Les premiers jours de mai 1986, il pleut sur la Corse. On s'en souviendra, car les routes de l'île sont parcourues ces jours là par les bolides du tour de Corse. Et un rallye sous la pluie, ça n'est pas drôle.

A des milliers de kilomètres de là, en Ukraine, le réacteur de la centrale de Tchernobyl continue de brûler. On ne s'en soucie pas trop. C'est loin, et les autorités sont rassurantes « aucun des 33 radiodétecteurs installés dans l'île ne s'est déclenché » affirme la préfecture de la région ; « il n'y a donc aucune raison de nourrir des inquiétudes infondées ».

En Balagne, le Dr Denis Fauconnier est sceptique. Les allemands prennent des mesures draconiennes, les italiens ne consomment plus de salades, en Sardaigne, les légumes frais sont interdits la vente. En Corse, 40 km des côtes de Toscane, il n'y aurait rien eu ? Impossible.

Il contacte le SCPRI du Pr Pellerin ; « faites nous parvenir des échantillons de lait. » Le 20 mai, deux litres de lait de brebis partent pour Rueil-Malmaison. Réponse embarrassée une dizaine de jours plus tard. Radioactivité totale le 20 mai 2 000 bq/l ce qui correspond une activité de 5 000 bq/l au début du mois, soit 10 fois supérieure aux taux maximum admissibles pour la CEE.
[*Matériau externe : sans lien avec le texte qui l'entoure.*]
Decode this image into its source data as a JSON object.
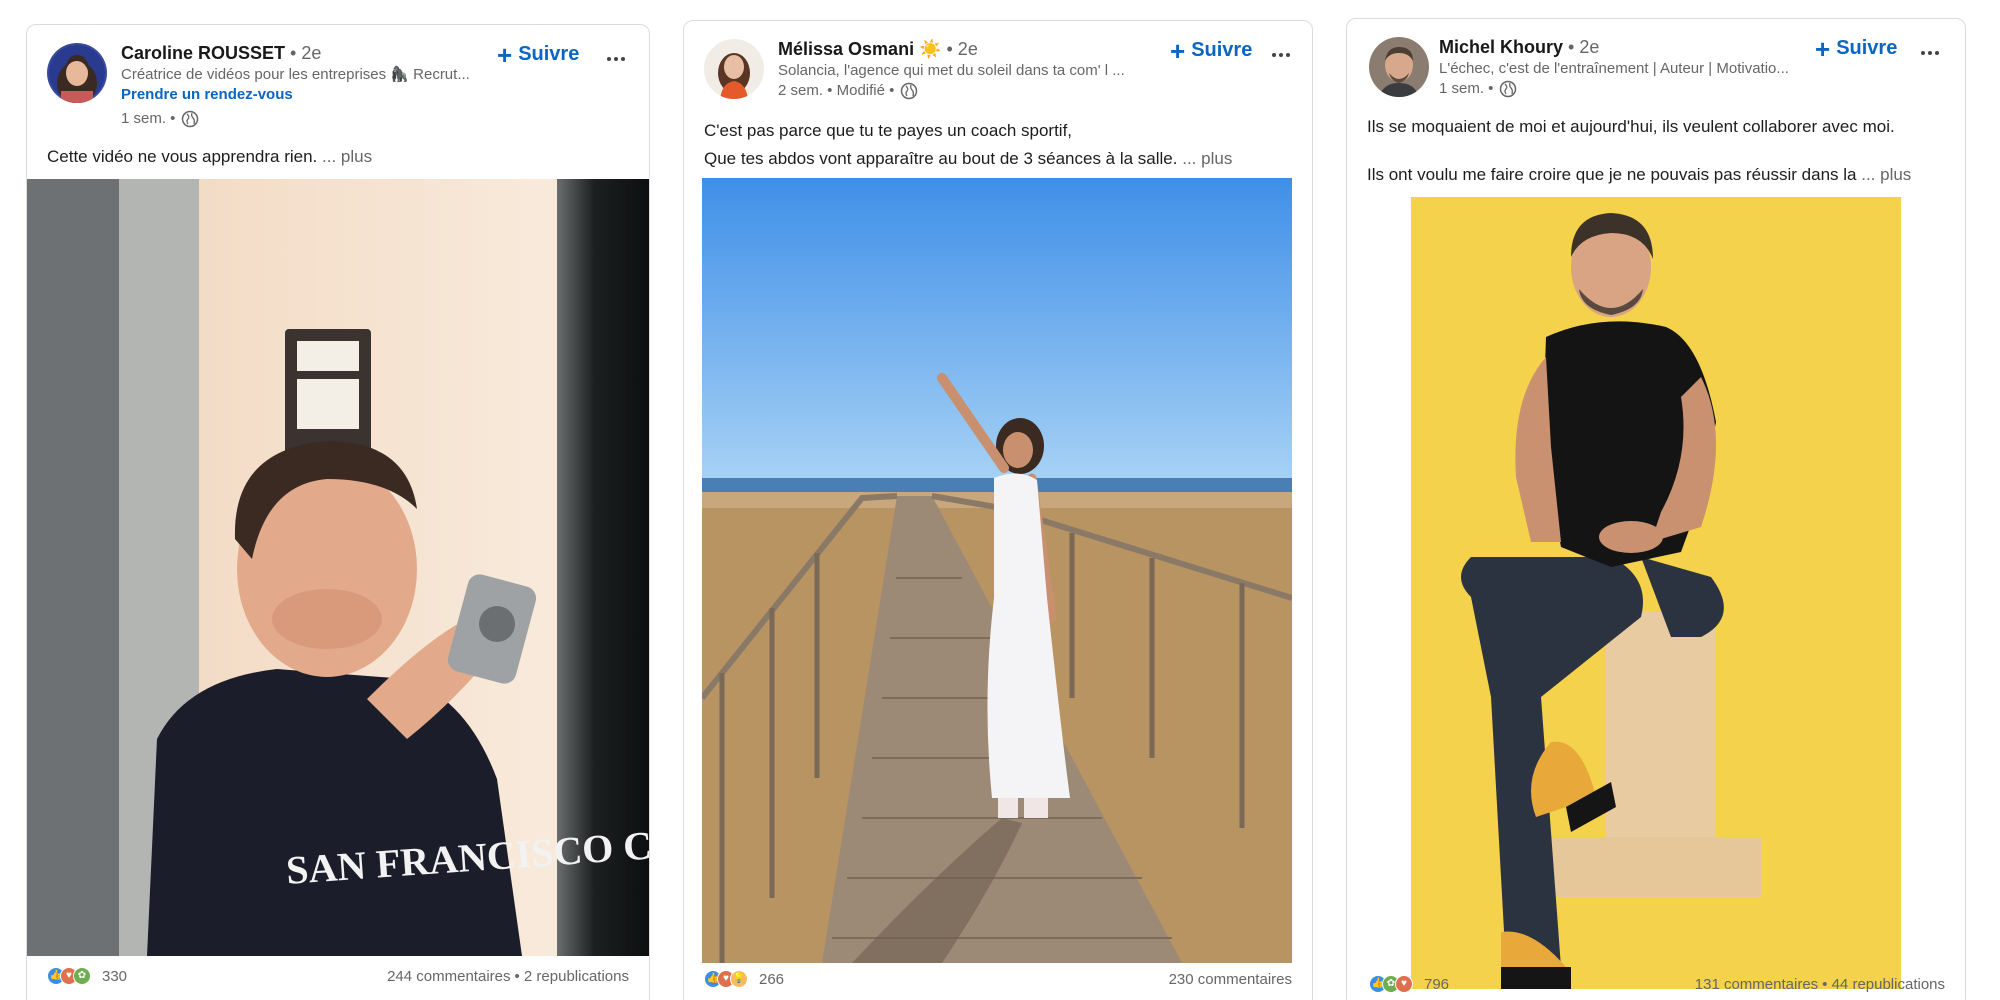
{
  "posts": [
    {
      "author": {
        "name": "Caroline ROUSSET",
        "degree": "• 2e",
        "headline": "Créatrice de vidéos pour les entreprises 🦍 Recrut...",
        "cta": "Prendre un rendez-vous",
        "time": "1 sem. •"
      },
      "follow_label": "Suivre",
      "text": "Cette vidéo ne vous apprendra rien.",
      "see_more": "... plus",
      "reaction_count": "330",
      "comments": "244 commentaires",
      "reposts": "• 2 republications",
      "media_caption": "SAN FRANCISCO CALIFORNIA",
      "reaction_icons": [
        "like-icon",
        "love-icon",
        "support-icon"
      ]
    },
    {
      "author": {
        "name": "Mélissa Osmani ☀️",
        "degree": "• 2e",
        "headline": "Solancia, l'agence qui met du soleil dans ta com' l ...",
        "time": "2 sem. • Modifié •"
      },
      "follow_label": "Suivre",
      "text_line1": "C'est pas parce que tu te payes un coach sportif,",
      "text_line2": "Que tes abdos vont apparaître au bout de 3 séances à la salle.",
      "see_more": "... plus",
      "reaction_count": "266",
      "comments": "230 commentaires",
      "reaction_icons": [
        "like-icon",
        "love-icon",
        "insightful-icon"
      ]
    },
    {
      "author": {
        "name": "Michel Khoury",
        "degree": "• 2e",
        "headline": "L'échec, c'est de l'entraînement | Auteur | Motivatio...",
        "time": "1 sem. •"
      },
      "follow_label": "Suivre",
      "text_line1": "Ils se moquaient de moi et aujourd'hui, ils veulent collaborer avec moi.",
      "text_line2": "Ils ont voulu me faire croire que je ne pouvais pas réussir dans la",
      "see_more": "... plus",
      "reaction_count": "796",
      "comments": "131 commentaires",
      "reposts": "• 44 republications",
      "reaction_icons": [
        "like-icon",
        "support-icon",
        "love-icon"
      ]
    }
  ],
  "colors": {
    "accent": "#0a66c2",
    "muted_text": "#666666",
    "like": "#378fe9",
    "love": "#df704d",
    "support": "#6dae4f",
    "insightful": "#f5bb5c",
    "yellow_backdrop": "#f5d24b"
  }
}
L'analyse est confirmée par un laboratoire du CEA. « j'ai immédiatement conseillé à mes patients de modifier leurs habitudes alimentaires, raconte le Dr Fauconnier. En Balagne, on boit beaucoup de lait de brebis, surtout les enfants. Et l'iode 131 de ce lait contaminé risquait de se fixer sur leur thyroïde. Sans parler des fromages, qui pouvaient alors contenir jusqu'à 10 000 bq d'activité totale chacun.

J'ai demandé à la DDASS de réagir: pas de réponse,
continue-t-il, les services vétérinaires ont fait des prélèvements pas moyen d'obtenir communication des résultats. »

Les relevés du SCPRI - qu'on ne connaîtra que beaucoup plus tard - donnent 4 400 Bq/l le 12 mai, puis 2 300 le 13, soit une concentration moyenne au début du mois de 15 000 Bq/l en iode 131, ou encore, pour un enfant buvant un litre de lait par jour, 9 rems à la tyroïde !

Des semaines passent. Au début du mois de juillet, le Dr Vicenti, directeur départemental de l'Action sanitaire et sociale, admet que la radioactivité a pu, en Balagne, être supérieure à ce qui a été mesuré sur le continent : « Mais, ajoute-t-il, c'est parce que cette région est granitique, donc naturellement radioactive, et que le lait de brebis concentre plus la radioactivité que le lait de vache ». De Paris, un communiqué du ministère de la Santé confirme que : « la radioactivité en Corse ne présente actuellement pas de problème pour la santé publique » et cite quelques chiffres. Des chiffres qui prouvent, par exemple, que, le 10 juin, le lait de brebis contenait encore 150 Bq/l d'iode 131 et 130 Bq/l de césium 137...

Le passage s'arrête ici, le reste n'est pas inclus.